Windows CE 6 was the predecessor and it's nothing like Windows Phone. Completely separate products sharing only a kernel. And Windows Phone 8 doesn't even share the kernel.
FFOS brings three things to the table that noone else has and they are:
1. Price. They are dirt cheap. Most people out there can't afford to throw out what $600-800 on a handset. The only thing that is keeping these phones afloat is the telco contract that is subsidising the handset cost. Apart from the US, the rest of the world is pretty much handset and/or phone i.e. you can choose. I ALWAYS buy non locked handsets in cash and use cheap contracts. This is almost standard in Europe and the East. The only way paid up handsets can go is down and that's going to simply fuck up the market for high end devices. Giffgaff in the UK is demonstrating that - people are paying virtually nothing and buying cheaper WinPhone (620 is cheap!!) and budget Android handsets these days.

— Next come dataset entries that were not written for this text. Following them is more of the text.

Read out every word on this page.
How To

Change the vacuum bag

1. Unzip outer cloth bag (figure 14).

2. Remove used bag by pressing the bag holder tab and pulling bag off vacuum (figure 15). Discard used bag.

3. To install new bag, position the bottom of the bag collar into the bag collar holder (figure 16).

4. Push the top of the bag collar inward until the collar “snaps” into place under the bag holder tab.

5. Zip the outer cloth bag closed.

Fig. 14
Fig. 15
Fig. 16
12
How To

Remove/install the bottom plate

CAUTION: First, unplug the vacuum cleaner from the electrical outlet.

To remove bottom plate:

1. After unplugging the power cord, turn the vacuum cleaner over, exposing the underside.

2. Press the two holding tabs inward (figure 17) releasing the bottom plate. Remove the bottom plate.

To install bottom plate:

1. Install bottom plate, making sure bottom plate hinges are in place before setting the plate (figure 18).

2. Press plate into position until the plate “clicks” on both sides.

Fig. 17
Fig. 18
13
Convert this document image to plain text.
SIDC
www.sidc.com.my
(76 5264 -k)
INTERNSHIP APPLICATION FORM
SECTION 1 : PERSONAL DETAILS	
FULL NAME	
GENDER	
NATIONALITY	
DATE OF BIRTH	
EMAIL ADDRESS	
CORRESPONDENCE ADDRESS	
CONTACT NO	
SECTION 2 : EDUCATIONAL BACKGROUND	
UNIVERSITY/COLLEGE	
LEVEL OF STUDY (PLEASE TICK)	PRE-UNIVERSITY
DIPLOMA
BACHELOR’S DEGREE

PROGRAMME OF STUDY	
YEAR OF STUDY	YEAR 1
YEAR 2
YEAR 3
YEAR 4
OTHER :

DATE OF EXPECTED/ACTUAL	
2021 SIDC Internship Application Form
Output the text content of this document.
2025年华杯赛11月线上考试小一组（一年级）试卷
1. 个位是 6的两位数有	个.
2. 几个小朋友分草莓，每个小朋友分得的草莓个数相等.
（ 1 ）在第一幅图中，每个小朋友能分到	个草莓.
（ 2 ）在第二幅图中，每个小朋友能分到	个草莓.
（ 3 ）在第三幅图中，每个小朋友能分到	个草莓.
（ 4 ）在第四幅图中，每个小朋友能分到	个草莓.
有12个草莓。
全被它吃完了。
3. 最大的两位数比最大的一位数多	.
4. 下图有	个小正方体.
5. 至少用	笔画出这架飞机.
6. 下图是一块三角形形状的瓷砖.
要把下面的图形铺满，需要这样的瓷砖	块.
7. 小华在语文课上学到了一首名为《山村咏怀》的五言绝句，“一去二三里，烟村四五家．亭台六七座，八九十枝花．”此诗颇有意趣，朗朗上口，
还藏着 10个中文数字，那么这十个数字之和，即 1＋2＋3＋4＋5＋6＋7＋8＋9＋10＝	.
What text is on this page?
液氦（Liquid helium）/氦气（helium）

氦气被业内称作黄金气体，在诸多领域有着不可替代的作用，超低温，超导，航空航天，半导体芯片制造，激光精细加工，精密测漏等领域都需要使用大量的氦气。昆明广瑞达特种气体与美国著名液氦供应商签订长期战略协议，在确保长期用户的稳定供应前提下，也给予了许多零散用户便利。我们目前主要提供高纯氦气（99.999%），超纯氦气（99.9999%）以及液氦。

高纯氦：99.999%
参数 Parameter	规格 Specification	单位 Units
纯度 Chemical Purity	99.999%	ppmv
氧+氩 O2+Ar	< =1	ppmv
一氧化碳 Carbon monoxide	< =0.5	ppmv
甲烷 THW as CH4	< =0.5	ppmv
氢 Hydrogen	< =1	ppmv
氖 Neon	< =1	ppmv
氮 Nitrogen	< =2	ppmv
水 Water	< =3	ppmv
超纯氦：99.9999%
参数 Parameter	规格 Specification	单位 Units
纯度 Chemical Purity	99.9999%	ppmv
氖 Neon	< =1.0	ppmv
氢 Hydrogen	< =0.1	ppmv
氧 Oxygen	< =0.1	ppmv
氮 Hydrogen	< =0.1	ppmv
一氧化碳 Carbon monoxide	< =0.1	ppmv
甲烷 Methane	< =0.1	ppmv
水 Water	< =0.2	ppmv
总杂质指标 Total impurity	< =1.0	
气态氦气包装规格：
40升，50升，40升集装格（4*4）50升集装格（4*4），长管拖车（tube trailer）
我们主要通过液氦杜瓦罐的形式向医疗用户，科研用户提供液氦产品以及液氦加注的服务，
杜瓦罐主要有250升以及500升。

2. HTML. Yes HTML+JavaScript. Every monkey can knock out apps for these, much like you could with MIDP2 / J2ME. You don't have to be an expert on reference counting in Objective-C (iOS), navigate thousands of pages of SDK documentation (Android/WinPhone) or have to own a Mac to push apps out (iOS). You also don't have to subscribe to some massive store model and subscription development model (WinPhone/iOS). Just a second hand laptop ($100-200) text editor ($0) and a cheap ($79) handset and you're throwing out apps.
3. Reuse. A lot of apps can easily be repurposed for this development model. They can also be upscaled to web sites as well.
Hell, this is the scariest thing out there: cheap, easy with the potential to reuse stuff out there.
These WILL be ubiquitous.
As for: "no instagram". Instagram is a fad. It's not going to be around for years and years. If it pissed off tomorrow, noone would cry. Hell most people forget about it after a few days.
As for the iPhone's "isn't it cool" comment, hell it's a piece of shit to develop for, especially when the SDK documentation and publishing platform buggers off for a month and they treat their paid up customers like crap...
These will start at the bottom of the market (like Android) and will push upwards.